Gordon Brown has been coming under fire this week for his behaviour both past and present. The Sun blamed the prime minister for the decision, announced by health secretary Alan Johnson, to scrap six contracts for independent sector treatment centres. The £100m compensation to the dropped companies ‘could have built two children’s hospitals, or hired 4,000 nurses’, it argued. His decision was ‘foolish’, it said, as the ‘NHS needs competition to drive up standards’.

Which sounded rather like what Tony Blair was carefully not saying about his successor in the first of three instalments of the BBC One documentary The Blair Years, on Sunday.
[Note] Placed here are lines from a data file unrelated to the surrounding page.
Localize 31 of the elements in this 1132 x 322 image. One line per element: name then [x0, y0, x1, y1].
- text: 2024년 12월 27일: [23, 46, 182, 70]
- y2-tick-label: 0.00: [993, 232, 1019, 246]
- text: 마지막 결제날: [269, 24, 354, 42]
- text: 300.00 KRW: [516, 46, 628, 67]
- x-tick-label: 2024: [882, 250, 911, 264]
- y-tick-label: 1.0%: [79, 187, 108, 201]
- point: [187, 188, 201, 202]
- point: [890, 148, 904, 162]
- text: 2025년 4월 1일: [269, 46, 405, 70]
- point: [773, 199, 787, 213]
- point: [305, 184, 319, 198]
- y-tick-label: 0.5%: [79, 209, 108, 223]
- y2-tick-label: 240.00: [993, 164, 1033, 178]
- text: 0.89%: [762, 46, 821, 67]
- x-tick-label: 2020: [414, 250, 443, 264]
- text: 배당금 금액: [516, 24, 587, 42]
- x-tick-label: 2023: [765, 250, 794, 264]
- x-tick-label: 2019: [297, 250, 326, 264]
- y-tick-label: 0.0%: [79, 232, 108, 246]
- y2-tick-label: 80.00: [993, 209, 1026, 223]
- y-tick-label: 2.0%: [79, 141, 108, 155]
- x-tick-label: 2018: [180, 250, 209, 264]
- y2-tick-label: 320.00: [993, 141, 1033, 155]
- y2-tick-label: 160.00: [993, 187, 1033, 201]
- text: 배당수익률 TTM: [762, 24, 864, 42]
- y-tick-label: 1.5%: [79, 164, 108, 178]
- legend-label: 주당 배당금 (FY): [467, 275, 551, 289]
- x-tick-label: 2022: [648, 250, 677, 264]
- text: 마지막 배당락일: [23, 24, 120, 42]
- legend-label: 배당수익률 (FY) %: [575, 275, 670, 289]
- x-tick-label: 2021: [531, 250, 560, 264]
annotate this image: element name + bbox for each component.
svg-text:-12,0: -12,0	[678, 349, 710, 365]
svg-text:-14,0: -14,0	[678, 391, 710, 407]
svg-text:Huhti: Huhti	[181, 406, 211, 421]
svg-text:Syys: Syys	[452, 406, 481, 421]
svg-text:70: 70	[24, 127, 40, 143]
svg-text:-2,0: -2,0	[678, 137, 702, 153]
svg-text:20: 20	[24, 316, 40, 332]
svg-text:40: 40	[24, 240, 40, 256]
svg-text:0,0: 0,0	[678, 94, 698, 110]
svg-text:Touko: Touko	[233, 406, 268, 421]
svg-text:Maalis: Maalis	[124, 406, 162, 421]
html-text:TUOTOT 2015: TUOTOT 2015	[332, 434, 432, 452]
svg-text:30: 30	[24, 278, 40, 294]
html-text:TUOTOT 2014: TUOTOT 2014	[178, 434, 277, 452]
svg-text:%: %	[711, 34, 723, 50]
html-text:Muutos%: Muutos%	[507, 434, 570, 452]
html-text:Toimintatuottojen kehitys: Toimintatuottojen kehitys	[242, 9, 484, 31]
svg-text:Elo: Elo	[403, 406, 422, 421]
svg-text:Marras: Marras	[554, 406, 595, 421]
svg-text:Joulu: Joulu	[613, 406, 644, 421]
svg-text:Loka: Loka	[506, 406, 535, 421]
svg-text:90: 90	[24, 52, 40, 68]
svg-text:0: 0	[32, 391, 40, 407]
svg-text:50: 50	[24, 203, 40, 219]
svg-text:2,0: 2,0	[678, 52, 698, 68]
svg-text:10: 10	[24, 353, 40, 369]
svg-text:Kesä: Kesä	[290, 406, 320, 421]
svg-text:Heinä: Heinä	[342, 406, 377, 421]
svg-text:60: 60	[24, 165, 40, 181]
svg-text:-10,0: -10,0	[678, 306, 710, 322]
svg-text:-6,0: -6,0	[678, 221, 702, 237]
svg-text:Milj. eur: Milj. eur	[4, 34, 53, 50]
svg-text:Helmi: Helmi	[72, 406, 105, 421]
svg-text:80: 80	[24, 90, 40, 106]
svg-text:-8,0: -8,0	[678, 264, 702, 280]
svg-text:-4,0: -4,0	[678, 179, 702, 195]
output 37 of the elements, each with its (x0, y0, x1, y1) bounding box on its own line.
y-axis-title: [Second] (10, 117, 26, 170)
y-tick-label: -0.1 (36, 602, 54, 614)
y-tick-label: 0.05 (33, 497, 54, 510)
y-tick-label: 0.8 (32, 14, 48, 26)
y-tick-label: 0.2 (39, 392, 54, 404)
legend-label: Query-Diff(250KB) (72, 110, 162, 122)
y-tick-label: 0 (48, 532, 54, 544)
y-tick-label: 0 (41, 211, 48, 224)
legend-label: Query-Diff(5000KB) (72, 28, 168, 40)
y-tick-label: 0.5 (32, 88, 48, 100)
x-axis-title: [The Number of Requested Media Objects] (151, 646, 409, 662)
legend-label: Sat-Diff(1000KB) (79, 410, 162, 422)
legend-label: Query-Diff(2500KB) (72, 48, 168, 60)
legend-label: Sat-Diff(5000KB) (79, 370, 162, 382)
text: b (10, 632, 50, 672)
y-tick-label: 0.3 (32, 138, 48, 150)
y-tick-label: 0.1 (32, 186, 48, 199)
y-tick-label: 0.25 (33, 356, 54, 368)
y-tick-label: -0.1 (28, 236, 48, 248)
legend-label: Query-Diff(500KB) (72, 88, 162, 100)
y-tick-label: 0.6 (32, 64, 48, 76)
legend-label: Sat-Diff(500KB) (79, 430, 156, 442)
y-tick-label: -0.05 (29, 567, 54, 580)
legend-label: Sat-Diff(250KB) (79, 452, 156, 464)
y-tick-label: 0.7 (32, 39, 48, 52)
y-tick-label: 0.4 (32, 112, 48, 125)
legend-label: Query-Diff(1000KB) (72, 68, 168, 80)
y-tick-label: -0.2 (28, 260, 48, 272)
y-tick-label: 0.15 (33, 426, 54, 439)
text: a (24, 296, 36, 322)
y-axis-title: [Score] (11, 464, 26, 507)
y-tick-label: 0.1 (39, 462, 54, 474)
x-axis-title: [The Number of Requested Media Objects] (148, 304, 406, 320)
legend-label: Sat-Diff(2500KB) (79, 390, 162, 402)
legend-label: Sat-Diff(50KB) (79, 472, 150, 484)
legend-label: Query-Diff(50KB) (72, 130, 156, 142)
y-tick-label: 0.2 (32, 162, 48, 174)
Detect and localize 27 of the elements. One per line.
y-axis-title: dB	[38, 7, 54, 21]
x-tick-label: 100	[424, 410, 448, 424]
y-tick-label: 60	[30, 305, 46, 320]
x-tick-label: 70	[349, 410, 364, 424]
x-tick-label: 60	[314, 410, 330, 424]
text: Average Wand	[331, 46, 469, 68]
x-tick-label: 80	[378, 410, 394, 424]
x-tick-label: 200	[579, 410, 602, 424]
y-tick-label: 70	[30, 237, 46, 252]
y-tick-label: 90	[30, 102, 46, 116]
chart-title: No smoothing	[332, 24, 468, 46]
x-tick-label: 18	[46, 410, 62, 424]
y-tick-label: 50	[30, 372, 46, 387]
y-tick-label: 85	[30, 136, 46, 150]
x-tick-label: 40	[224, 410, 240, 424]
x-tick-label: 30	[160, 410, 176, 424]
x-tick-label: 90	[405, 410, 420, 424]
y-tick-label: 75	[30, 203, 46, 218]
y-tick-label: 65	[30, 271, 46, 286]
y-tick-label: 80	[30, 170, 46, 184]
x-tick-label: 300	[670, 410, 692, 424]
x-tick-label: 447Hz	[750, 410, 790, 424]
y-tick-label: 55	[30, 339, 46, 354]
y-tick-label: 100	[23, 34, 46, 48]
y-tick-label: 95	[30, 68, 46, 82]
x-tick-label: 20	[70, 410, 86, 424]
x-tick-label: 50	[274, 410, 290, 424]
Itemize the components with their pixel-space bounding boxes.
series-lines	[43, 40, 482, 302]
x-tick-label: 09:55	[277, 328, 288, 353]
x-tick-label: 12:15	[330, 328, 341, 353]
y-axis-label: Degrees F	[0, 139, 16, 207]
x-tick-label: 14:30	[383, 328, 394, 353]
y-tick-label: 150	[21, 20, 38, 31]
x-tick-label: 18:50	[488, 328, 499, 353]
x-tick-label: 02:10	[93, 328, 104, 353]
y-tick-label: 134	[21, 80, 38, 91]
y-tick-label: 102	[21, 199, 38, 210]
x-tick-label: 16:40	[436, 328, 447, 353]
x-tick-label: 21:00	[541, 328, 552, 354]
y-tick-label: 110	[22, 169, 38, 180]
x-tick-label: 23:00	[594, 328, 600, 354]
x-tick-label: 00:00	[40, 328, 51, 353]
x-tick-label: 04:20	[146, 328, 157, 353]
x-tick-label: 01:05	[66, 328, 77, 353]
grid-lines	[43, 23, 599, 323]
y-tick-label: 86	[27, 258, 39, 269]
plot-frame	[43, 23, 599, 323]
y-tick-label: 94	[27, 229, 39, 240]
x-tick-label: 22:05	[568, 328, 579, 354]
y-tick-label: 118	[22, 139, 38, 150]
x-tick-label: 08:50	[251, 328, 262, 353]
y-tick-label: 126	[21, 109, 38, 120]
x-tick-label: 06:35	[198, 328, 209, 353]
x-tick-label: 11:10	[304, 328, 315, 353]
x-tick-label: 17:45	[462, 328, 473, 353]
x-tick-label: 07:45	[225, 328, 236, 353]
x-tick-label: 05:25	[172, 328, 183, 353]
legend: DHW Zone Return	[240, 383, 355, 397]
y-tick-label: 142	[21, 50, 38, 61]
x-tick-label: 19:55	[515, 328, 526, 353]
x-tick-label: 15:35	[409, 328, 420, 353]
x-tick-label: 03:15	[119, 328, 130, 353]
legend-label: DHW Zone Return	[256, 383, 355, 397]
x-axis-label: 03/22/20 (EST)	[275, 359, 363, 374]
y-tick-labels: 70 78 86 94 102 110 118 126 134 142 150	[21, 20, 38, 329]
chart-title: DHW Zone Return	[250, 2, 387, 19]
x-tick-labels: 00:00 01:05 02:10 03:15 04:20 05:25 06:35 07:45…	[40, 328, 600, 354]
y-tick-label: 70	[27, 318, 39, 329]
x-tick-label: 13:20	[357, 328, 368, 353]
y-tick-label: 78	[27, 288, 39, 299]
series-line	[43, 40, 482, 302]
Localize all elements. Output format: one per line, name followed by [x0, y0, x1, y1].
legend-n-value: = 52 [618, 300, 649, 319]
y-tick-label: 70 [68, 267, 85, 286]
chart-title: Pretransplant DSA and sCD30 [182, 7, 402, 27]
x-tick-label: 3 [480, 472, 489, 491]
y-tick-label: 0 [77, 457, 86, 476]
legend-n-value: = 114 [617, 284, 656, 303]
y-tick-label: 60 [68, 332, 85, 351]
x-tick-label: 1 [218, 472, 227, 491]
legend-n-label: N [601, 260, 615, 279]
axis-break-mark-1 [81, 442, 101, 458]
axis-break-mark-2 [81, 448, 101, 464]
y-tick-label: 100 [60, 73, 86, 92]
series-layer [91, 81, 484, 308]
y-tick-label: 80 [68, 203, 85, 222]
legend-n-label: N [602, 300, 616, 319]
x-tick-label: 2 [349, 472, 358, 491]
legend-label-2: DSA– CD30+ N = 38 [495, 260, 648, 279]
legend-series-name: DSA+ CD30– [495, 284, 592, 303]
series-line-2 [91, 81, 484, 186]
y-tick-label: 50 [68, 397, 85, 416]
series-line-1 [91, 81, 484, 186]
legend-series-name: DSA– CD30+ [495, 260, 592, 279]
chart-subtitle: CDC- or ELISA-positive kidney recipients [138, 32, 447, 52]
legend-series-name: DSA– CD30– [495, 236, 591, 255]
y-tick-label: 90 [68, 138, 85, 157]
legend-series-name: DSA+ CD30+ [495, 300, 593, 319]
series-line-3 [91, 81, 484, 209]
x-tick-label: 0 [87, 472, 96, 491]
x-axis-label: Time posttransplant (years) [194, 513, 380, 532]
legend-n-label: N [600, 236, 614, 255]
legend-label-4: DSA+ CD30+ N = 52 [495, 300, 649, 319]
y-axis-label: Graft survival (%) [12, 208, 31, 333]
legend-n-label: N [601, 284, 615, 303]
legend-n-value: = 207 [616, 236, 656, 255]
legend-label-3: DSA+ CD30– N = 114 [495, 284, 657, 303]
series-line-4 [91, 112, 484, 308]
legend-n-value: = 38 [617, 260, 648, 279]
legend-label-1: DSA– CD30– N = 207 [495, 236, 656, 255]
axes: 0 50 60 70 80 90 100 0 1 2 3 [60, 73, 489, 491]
No matter, as there were plenty of other talking heads, including former health secretary Alan Milburn, to say it for him.

The Sunday Times revealed, as an example of Mr Brown’s ‘tight grip on ministers’ announcements’, that in July an official was sent to ‘chide’ Alan Johnson for agreeing to a Today programme interview before an official announcement. But ‘it turned out that Brown had misheard the radio announcer and it was in fact an interview with Alan Johnston, the BBC correspondent, who had just been released after four months as a hostage in Gaza’.

Probably a good job, then, that according to the News of the World, GMTV host Fiona Phillips turned down the public health minister’s job now held by Dawn Primarolo. The paper said it was because it paid£400,000 less - but perhaps the freedom to speak freely to the nation over its breakfast meant too much to her.